Of course, no one has a crystal ball that can see all and tell you without any doubt what the future holds for interest rates. Anyone who claims to have this special insight or knowledge should be viewed with healthy skepticism, as the best and brightest minds in the financial markets are often wrong in their predictions.
Historically, there has been a strong correlation between the interest rate or yield on the 10-year Treasury bond and the movement of daily mortgage rates. Typically, as bond rates go up or down, mortgage rates tend to move up or down with them. The interest rate for the 10-year Treasury bond can be found in the business section of your newspaper or on the Internet. Investors often buy government bonds in times of economic uncertainty as safer investments than stocks, driving yields down. Conversely, when smoother economic times return and bonds are less attractive as investments, interest rates on those bonds go up to lure investors.
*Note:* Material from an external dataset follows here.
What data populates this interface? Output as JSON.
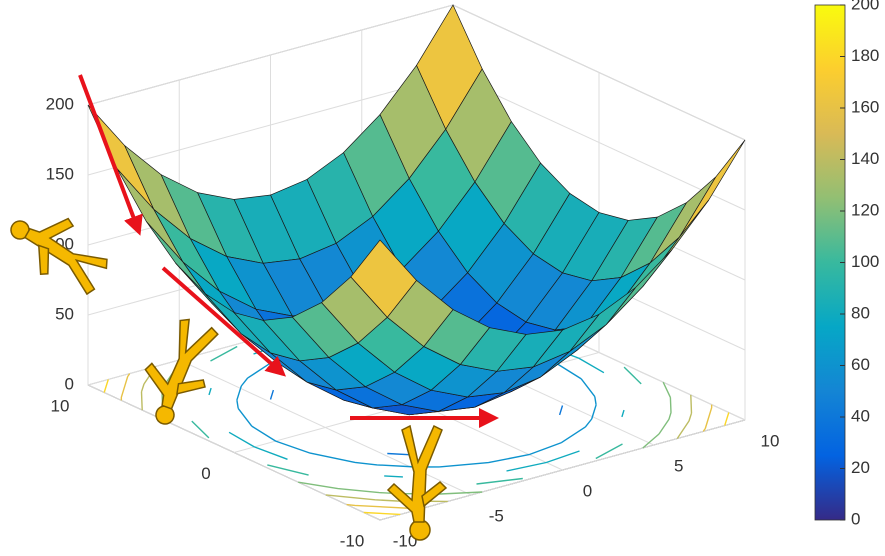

The currently low mortgage interest rates are a direct result of investors seeking safer haven after a brutal decline in the stock markets during 2008. Any negative factor that adversely affects the economy typically results in lower interest rates. The lesson here is: Bad news for the American economy is good news for interest rates.
Throughout the mortgage crisis this correlation in rates has remained strong, although the spread between the interest rate offered on the 10-year Treasury bonds and the interest rates on mortgages has increased greatly. This is because of the widely publicized poor performance of many mortgages and the lack of demand for mortgage-backed securities. The federal bailout has helped by guaranteeing the purchase of mortgage-backed securities and keeping interest rates low while increasing liquidity in the markets. Without this intervention, mortgage interest rates would be higher and the spread between the 10-year Treasury bonds and daily mortgage rates even greater.
What is the answer to the original question, concerning the future movement of interest rates? Our current economy is still fundamentally weak with consumer spending and economic growth declining and unemployment and business closings steadily rising. If the nation sees more of the economic pain that 2008 had to offer, interest rates might hold at current levels or decrease. But if the economy improves and the new administration’s stimulus packages spur growth in 2009, mortgage interest rates just might increase.